Researchers find the tipping point between resilience and collapse in complex systems

11/04/15 – BOSTON, MA. – Members of the Northeastern community celebrated the opening of the Northeastern University Network Science Institute during a ribbon-cutting ceremony held at 177 Huntington Ave. on Nov. 4, 2015. President Joseph E. Aoun, Alessandro Vespignani, and Albert László Barabási gave remarks. Photo by: Matthew Modoono/Northeastern University

Honeybees have been dying in record numbers, threatening the continued production of nutritious foods such as apples, nuts, blueberries, broccoli, and onions. Without bees to pollinate these crops, the environmental ecosystem—and our health—stands in the balance. Have we reached the tipping point, where the plant-pollinator system is due to collapse?

There was no way to calculate that—until now.

Using statistical physics, Northeastern network scientist Albert-László Barabási and his colleagues Jianxi Gao and Baruch Barzel have developed a tool to identify that tipping point—for everything from ecological systems such as bees and plants to technological systems such as power grids. It opens the door to planning and implementing preventive measures before it’s too late, as well as preparing for recovery after a disaster.

The tool, described in a new paper published on Wednesday in the prestigious journal Nature, fills a longstanding gap in scientists’ understanding of what determines “resilience”—that is, a system’s ability to adjust to disturbances, both internal and external, in order to remain functional.

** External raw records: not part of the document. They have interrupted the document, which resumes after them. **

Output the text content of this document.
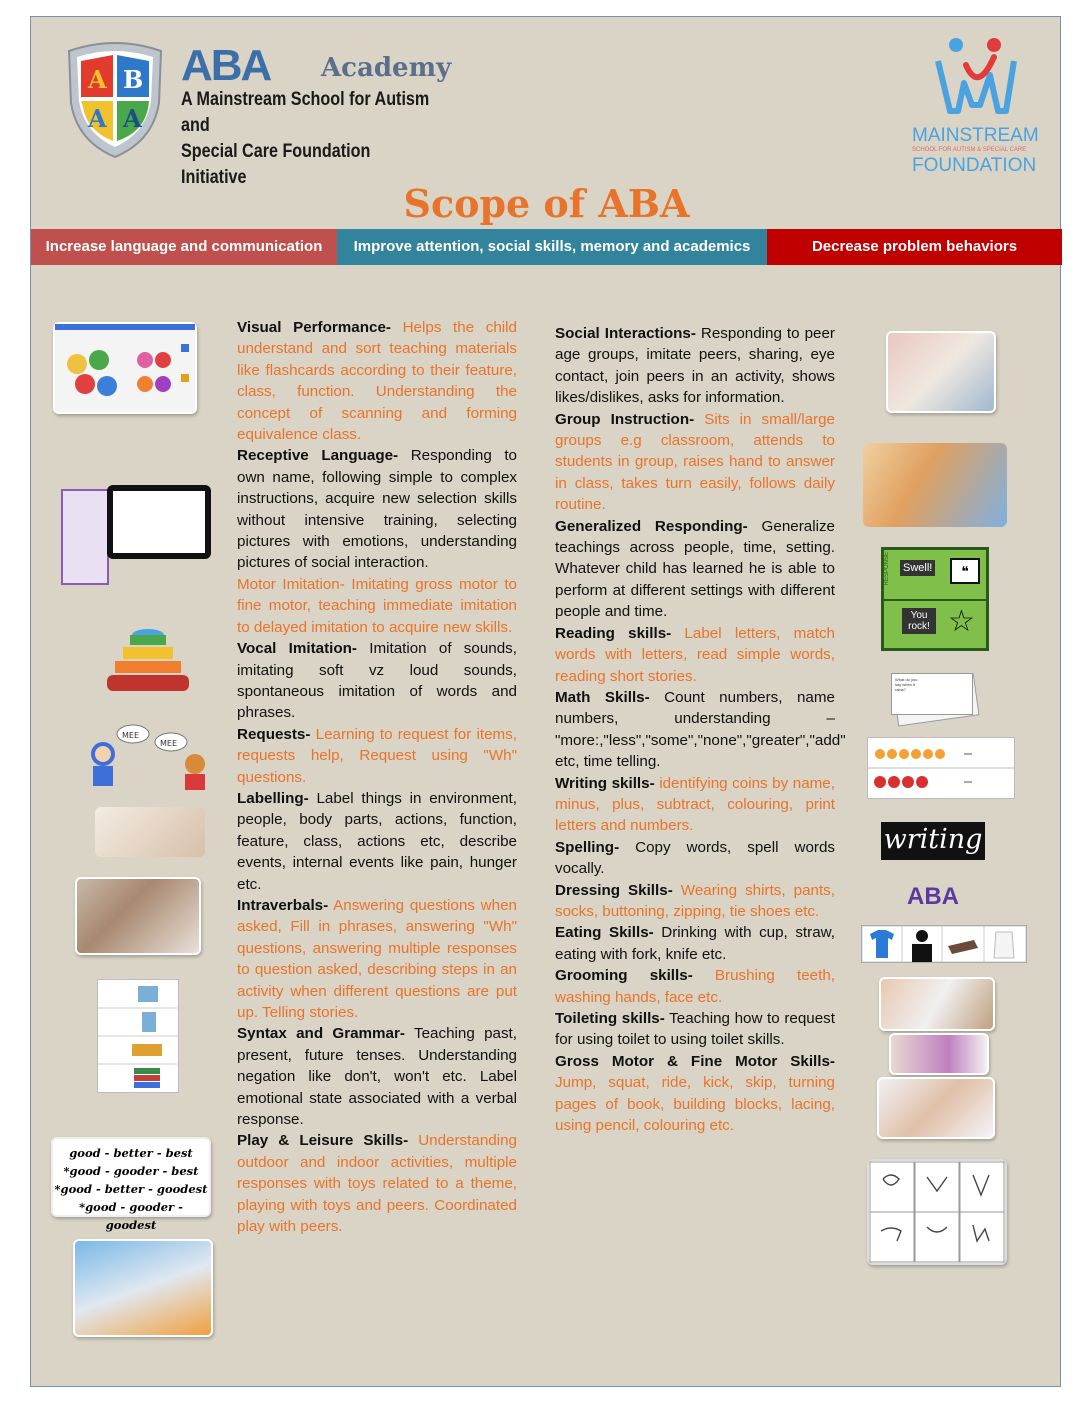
A B
A A
ABA Academy
A Mainstream School for Autism and
Special Care Foundation Initiative
MAINSTREAM
SCHOOL FOR AUTISM & SPECIAL CARE
FOUNDATION
Scope of ABA
Increase language and communication	Improve attention, social skills, memory and academics	Decrease problem behaviors
MEE
MEE
good - better - best
*good - gooder - best
*good - better - goodest
*good - gooder - goodest

Visual Performance- Helps the child understand and sort teaching materials like flashcards according to their feature, class, function. Understanding the concept of scanning and forming equivalence class.

Receptive Language- Responding to own name, following simple to complex instructions, acquire new selection skills without intensive training, selecting pictures with emotions, understanding pictures of social interaction.

Motor Imitation- Imitating gross motor to fine motor, teaching immediate imitation to delayed imitation to acquire new skills.

Vocal Imitation- Imitation of sounds, imitating soft vz loud sounds, spontaneous imitation of words and phrases.

Requests- Learning to request for items, requests help, Request using "Wh" questions.

Labelling- Label things in environment, people, body parts, actions, function, feature, class, actions etc, describe events, internal events like pain, hunger etc.

Intraverbals- Answering questions when asked, Fill in phrases, answering "Wh" questions, answering multiple responses to question asked, describing steps in an activity when different questions are put up. Telling stories.

Syntax and Grammar- Teaching past, present, future tenses. Understanding negation like don't, won't etc. Label emotional state associated with a verbal response.

Play & Leisure Skills- Understanding outdoor and indoor activities, multiple responses with toys related to a theme, playing with toys and peers. Coordinated play with peers.

Social Interactions- Responding to peer age groups, imitate peers, sharing, eye contact, join peers in an activity, shows likes/dislikes, asks for information.

Group Instruction- Sits in small/large groups e.g classroom, attends to students in group, raises hand to answer in class, takes turn easily, follows daily routine.

Generalized Responding- Generalize teachings across people, time, setting. Whatever child has learned he is able to perform at different settings with different people and time.

Reading skills- Label letters, match words with letters, read simple words, reading short stories.

Math Skills- Count numbers, name numbers, understanding – "more:,"less","some","none","greater","add" etc, time telling.

Writing skills- identifying coins by name, minus, plus, subtract, colouring, print letters and numbers.

Spelling- Copy words, spell words vocally.

Dressing Skills- Wearing shirts, pants, socks, buttoning, zipping, tie shoes etc.

Eating Skills- Drinking with cup, straw, eating with fork, knife etc.

Grooming skills- Brushing teeth, washing hands, face etc.

Toileting skills- Teaching how to request for using toilet to using toilet skills.

Gross Motor & Fine Motor Skills- Jump, squat, ride, kick, skip, turning pages of book, building blocks, lacing, using pencil, colouring etc.

RESPONSE Swell!	❝
You rock! ☆
What do you say when it rains?
writing
ABA
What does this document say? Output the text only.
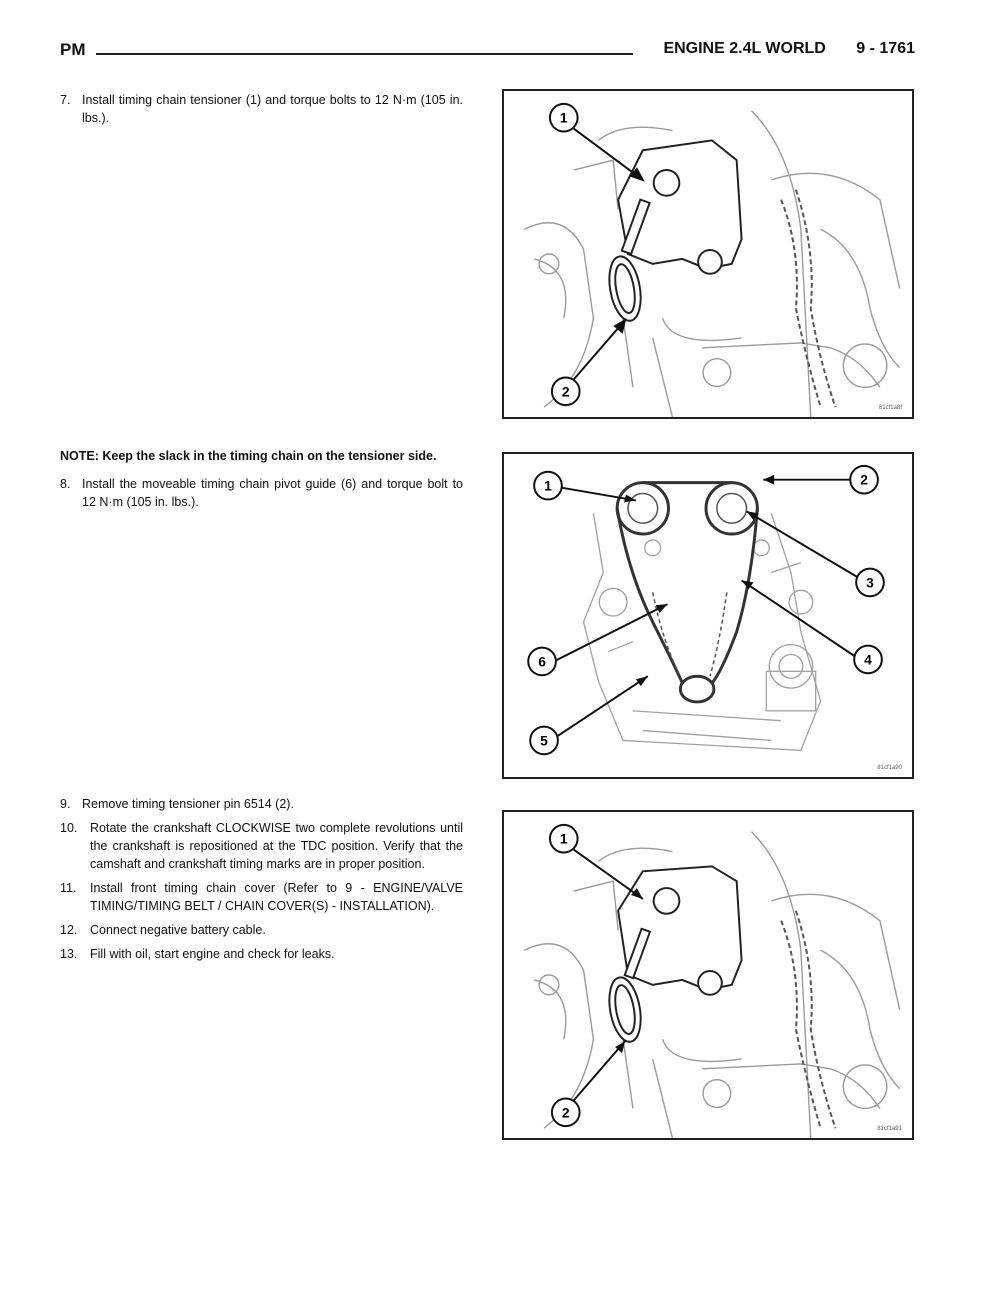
PM	ENGINE 2.4L WORLD 9 - 1761
7. Install timing chain tensioner (1) and torque bolts to 12 N·m (105 in. lbs.).
NOTE: Keep the slack in the timing chain on the tensioner side.
8. Install the moveable timing chain pivot guide (6) and torque bolt to 12 N·m (105 in. lbs.).
9. Remove timing tensioner pin 6514 (2).
10. Rotate the crankshaft CLOCKWISE two complete revolutions until the crankshaft is repositioned at the TDC position. Verify that the camshaft and crankshaft timing marks are in proper position.
11. Install front timing chain cover (Refer to 9 - ENGINE/VALVE TIMING/TIMING BELT / CHAIN COVER(S) - INSTALLATION).
12. Connect negative battery cable.
13. Fill with oil, start engine and check for leaks.
1
2
81cf1a8f
1	2
3
4
5
6
81cf1a90
1
2
81cf1a91
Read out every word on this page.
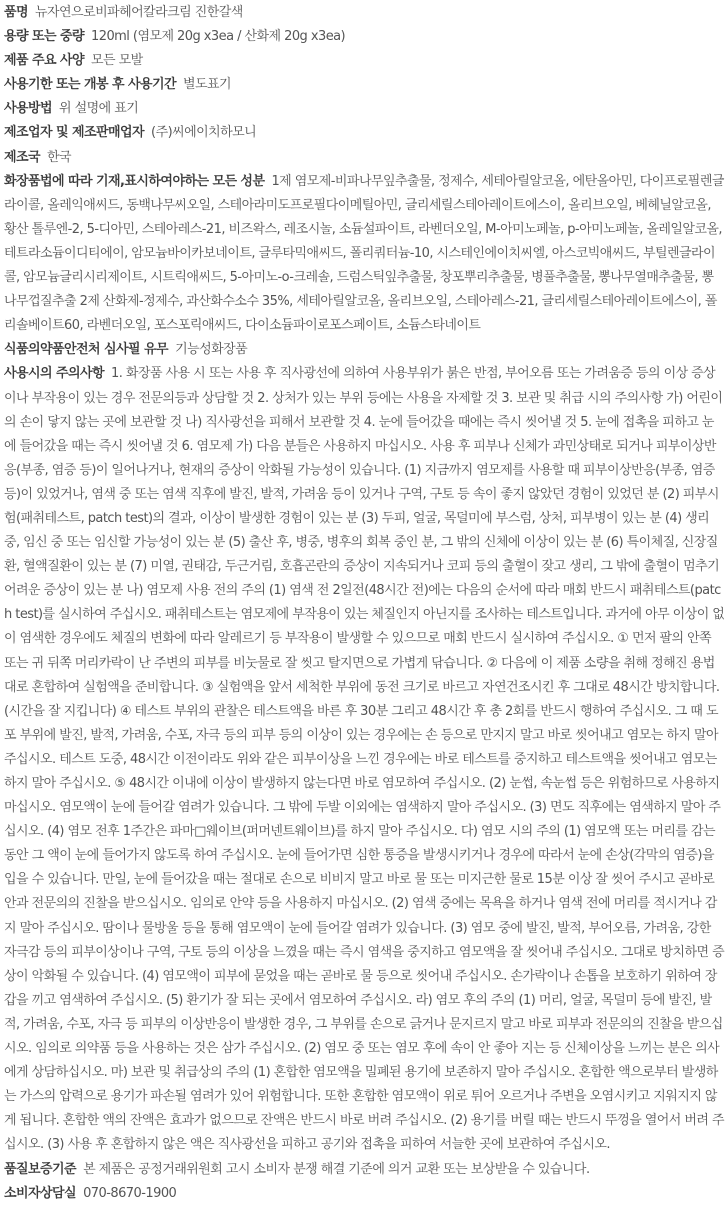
품명 뉴자연으로비파헤어칼라크림 진한갈색

용량 또는 중량 120ml (염모제 20g x3ea / 산화제 20g x3ea)

제품 주요 사양 모든 모발

사용기한 또는 개봉 후 사용기간 별도표기

사용방법 위 설명에 표기

제조업자 및 제조판매업자 (주)씨에이치하모니

제조국 한국

화장품법에 따라 기재,표시하여야하는 모든 성분 1제 염모제-비파나무잎추출물, 정제수, 세테아릴알코올, 에탄올아민, 다이프로필렌글라이콜, 올레익애씨드, 동백나무씨오일, 스테아라미도프로필다이메틸아민, 글리세릴스테아레이트에스이, 올리브오일, 베헤닐알코올, 황산 톨루엔-2, 5-디아민, 스테아레스-21, 비즈왁스, 레조시놀, 소듐설파이트, 라벤더오일, M-아미노페놀, p-아미노페놀, 올레일알코올, 테트라소듐이디티에이, 암모늄바이카보네이트, 글루타믹애씨드, 폴리쿼터늄-10, 시스테인에이치씨엘, 아스코빅애씨드, 부틸렌글라이콜, 암모늄글리시리제이트, 시트릭애씨드, 5-아미노-o-크레솔, 드럼스틱잎추출물, 창포뿌리추출물, 병풀추출물, 뽕나무열매추출물, 뽕나무껍질추출 2제 산화제-정제수, 과산화수소수 35%, 세테아릴알코올, 올리브오일, 스테아레스-21, 글리세릴스테아레이트에스이, 폴리솔베이트60, 라벤더오일, 포스포릭애씨드, 다이소듐파이로포스페이트, 소듐스타네이트

식품의약품안전처 심사필 유무 기능성화장품

사용시의 주의사항 1. 화장품 사용 시 또는 사용 후 직사광선에 의하여 사용부위가 붉은 반점, 부어오름 또는 가려움증 등의 이상 증상이나 부작용이 있는 경우 전문의등과 상담할 것 2. 상처가 있는 부위 등에는 사용을 자제할 것 3. 보관 및 취급 시의 주의사항 가) 어린이의 손이 닿지 않는 곳에 보관할 것 나) 직사광선을 피해서 보관할 것 4. 눈에 들어갔을 때에는 즉시 씻어낼 것 5. 눈에 접촉을 피하고 눈에 들어갔을 때는 즉시 씻어낼 것 6. 염모제 가) 다음 분들은 사용하지 마십시오. 사용 후 피부나 신체가 과민상태로 되거나 피부이상반응(부종, 염증 등)이 일어나거나, 현재의 증상이 악화될 가능성이 있습니다. (1) 지금까지 염모제를 사용할 때 피부이상반응(부종, 염증 등)이 있었거나, 염색 중 또는 염색 직후에 발진, 발적, 가려움 등이 있거나 구역, 구토 등 속이 좋지 않았던 경험이 있었던 분 (2) 피부시험(패취테스트, patch test)의 결과, 이상이 발생한 경험이 있는 분 (3) 두피, 얼굴, 목덜미에 부스럼, 상처, 피부병이 있는 분 (4) 생리 중, 임신 중 또는 임신할 가능성이 있는 분 (5) 출산 후, 병중, 병후의 회복 중인 분, 그 밖의 신체에 이상이 있는 분 (6) 특이체질, 신장질환, 혈액질환이 있는 분 (7) 미열, 권태감, 두근거림, 호흡곤란의 증상이 지속되거나 코피 등의 출혈이 잦고 생리, 그 밖에 출혈이 멈추기 어려운 증상이 있는 분 나) 염모제 사용 전의 주의 (1) 염색 전 2일전(48시간 전)에는 다음의 순서에 따라 매회 반드시 패취테스트(patch test)를 실시하여 주십시오. 패취테스트는 염모제에 부작용이 있는 체질인지 아닌지를 조사하는 테스트입니다. 과거에 아무 이상이 없이 염색한 경우에도 체질의 변화에 따라 알레르기 등 부작용이 발생할 수 있으므로 매회 반드시 실시하여 주십시오. ① 먼저 팔의 안쪽 또는 귀 뒤쪽 머리카락이 난 주변의 피부를 비눗물로 잘 씻고 탈지면으로 가볍게 닦습니다. ② 다음에 이 제품 소량을 취해 정해진 용법대로 혼합하여 실험액을 준비합니다. ③ 실험액을 앞서 세척한 부위에 동전 크기로 바르고 자연건조시킨 후 그대로 48시간 방치합니다.(시간을 잘 지킵니다) ④ 테스트 부위의 관찰은 테스트액을 바른 후 30분 그리고 48시간 후 총 2회를 반드시 행하여 주십시오. 그 때 도포 부위에 발진, 발적, 가려움, 수포, 자극 등의 피부 등의 이상이 있는 경우에는 손 등으로 만지지 말고 바로 씻어내고 염모는 하지 말아 주십시오. 테스트 도중, 48시간 이전이라도 위와 같은 피부이상을 느낀 경우에는 바로 테스트를 중지하고 테스트액을 씻어내고 염모는 하지 말아 주십시오. ⑤ 48시간 이내에 이상이 발생하지 않는다면 바로 염모하여 주십시오. (2) 눈썹, 속눈썹 등은 위험하므로 사용하지 마십시오. 염모액이 눈에 들어갈 염려가 있습니다. 그 밖에 두발 이외에는 염색하지 말아 주십시오. (3) 면도 직후에는 염색하지 말아 주십시오. (4) 염모 전후 1주간은 파마□웨이브(퍼머넨트웨이브)를 하지 말아 주십시오. 다) 염모 시의 주의 (1) 염모액 또는 머리를 감는 동안 그 액이 눈에 들어가지 않도록 하여 주십시오. 눈에 들어가면 심한 통증을 발생시키거나 경우에 따라서 눈에 손상(각막의 염증)을 입을 수 있습니다. 만일, 눈에 들어갔을 때는 절대로 손으로 비비지 말고 바로 물 또는 미지근한 물로 15분 이상 잘 씻어 주시고 곧바로 안과 전문의의 진찰을 받으십시오. 임의로 안약 등을 사용하지 마십시오. (2) 염색 중에는 목욕을 하거나 염색 전에 머리를 적시거나 감지 말아 주십시오. 땀이나 물방울 등을 통해 염모액이 눈에 들어갈 염려가 있습니다. (3) 염모 중에 발진, 발적, 부어오름, 가려움, 강한 자극감 등의 피부이상이나 구역, 구토 등의 이상을 느꼈을 때는 즉시 염색을 중지하고 염모액을 잘 씻어내 주십시오. 그대로 방치하면 증상이 악화될 수 있습니다. (4) 염모액이 피부에 묻었을 때는 곧바로 물 등으로 씻어내 주십시오. 손가락이나 손톱을 보호하기 위하여 장갑을 끼고 염색하여 주십시오. (5) 환기가 잘 되는 곳에서 염모하여 주십시오. 라) 염모 후의 주의 (1) 머리, 얼굴, 목덜미 등에 발진, 발적, 가려움, 수포, 자극 등 피부의 이상반응이 발생한 경우, 그 부위를 손으로 긁거나 문지르지 말고 바로 피부과 전문의의 진찰을 받으십시오. 임의로 의약품 등을 사용하는 것은 삼가 주십시오. (2) 염모 중 또는 염모 후에 속이 안 좋아 지는 등 신체이상을 느끼는 분은 의사에게 상담하십시오. 마) 보관 및 취급상의 주의 (1) 혼합한 염모액을 밀폐된 용기에 보존하지 말아 주십시오. 혼합한 액으로부터 발생하는 가스의 압력으로 용기가 파손될 염려가 있어 위험합니다. 또한 혼합한 염모액이 위로 튀어 오르거나 주변을 오염시키고 지워지지 않게 됩니다. 혼합한 액의 잔액은 효과가 없으므로 잔액은 반드시 바로 버려 주십시오. (2) 용기를 버릴 때는 반드시 뚜껑을 열어서 버려 주십시오. (3) 사용 후 혼합하지 않은 액은 직사광선을 피하고 공기와 접촉을 피하여 서늘한 곳에 보관하여 주십시오.

품질보증기준 본 제품은 공정거래위원회 고시 소비자 분쟁 해결 기준에 의거 교환 또는 보상받을 수 있습니다.

소비자상담실 070-8670-1900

“The failure of a system can lead to serious consequences, whether to the environment, economy, human health, or technology,” said Barabási, Robert Gray Dodge Professor of Network Science and University Distinguished Professor in the Department of Physics. “But there was no theory that considered the complexity of the networks underlying those systems—that is, their many parameters and components. That made it very difficult, if not impossible, to predict the systems’ resilience in the face of disturbances to those parameters and components.”

“Our tool, for the first time, enables those predictions,” said Barabási, who is also a leader in Northeastern’s Network Science Institute.

Taking a system’s temperature

Barzel, a postdoctoral fellow in Barabasi’s lab who collaborated on the research and is now at Bar-Ilan University, draws an elegant analogy between the role of temperature in identifying that tipping point in a pot of water and the single parameter—a temperature equivalent, as it were—that their tool can uncover to identify the tipping point in any complex system.

Baruch Barzel collaborated on the research as a postdoctoral fellow in Barabási’s lab. Photo by Brooks Canaday/Northeastern University

Consider: 100 degrees Celsius is the tipping point for water changing from liquid to vapor. Think of liquid as the desirable state for the system and vapor as the undesirable one, signifying collapse. Millions of parameters and components quantify what is going on within that pot of water, from the relationship of the water molecules to one another to their speed and the chemical bonds linking their elements.

As the water heats up, those parameters and components continually change. Measuring those multitudinous changes over time—a microscopic approach to assessing the water’s state—would be impossible. How, then, are we to know when the water is reaching the threshold that divides the desirable (liquid) state from the undesirable (vapor) state?

Simple: Using a single parameter—temperature. As the water in the pot reaches, say, 99 degrees Celsius, alarms go off and we know to remove it from the heat.

“Statistical physics has found that you can crunch down all of these millions of parameters and components into one number—the temperature,” said Barzel. “We take it for granted now, but that was a tremendous scientific achievement.”

The researchers’ tool similarly crunches down all the parameters and components of any complex system into a single crucial number. It enables us, essentially, to take the system’s “temperature” to determine its health and respond accordingly.

Jianxi Gao, who collaborated on the research, is a postdoctoral fellow in Barabási’s lab. Photo by Adam Glanzman/Northeastern University

“We collect all the data and map it to one number, a universal resilience curve,” said Gao, a postdoc in Barabási’s lab. “That’s the only number we need in order to quantify whether the system is on the desirable or undesirable side of the threshold, or even approaching the danger zone.”

From theory to application

Of course, the interaction between, say, bees and plants in an ecological system is not the same as the interaction between water molecules in a pot, noted Barzel. “But the way of thought and the mathematical tools that we use—statistical physics—are very similar.”

A big difference, however, is that we know how to prevent the water system from collapsing: Turn off the heat before the temperature reaches 100 degrees Celsius. Indeed, the water system on its own provides a visible clue as it approaches the tipping point: bubbles. You can’t say the same for the dying bees. The problem leads naturally to the researchers’ next steps: Using statistical physics both to detect trouble in a system early on and to bring about its recovery if it has crossed the threshold.

“Once you identify the relevant parameter that controls the system’s resilience, you can begin to tackle how to manipulate that resilience—how to enhance resilience or restore resilience,” said Gao. “These are not easy questions, but our theory, by giving us a picture of the entire system, paves the way to the answers.”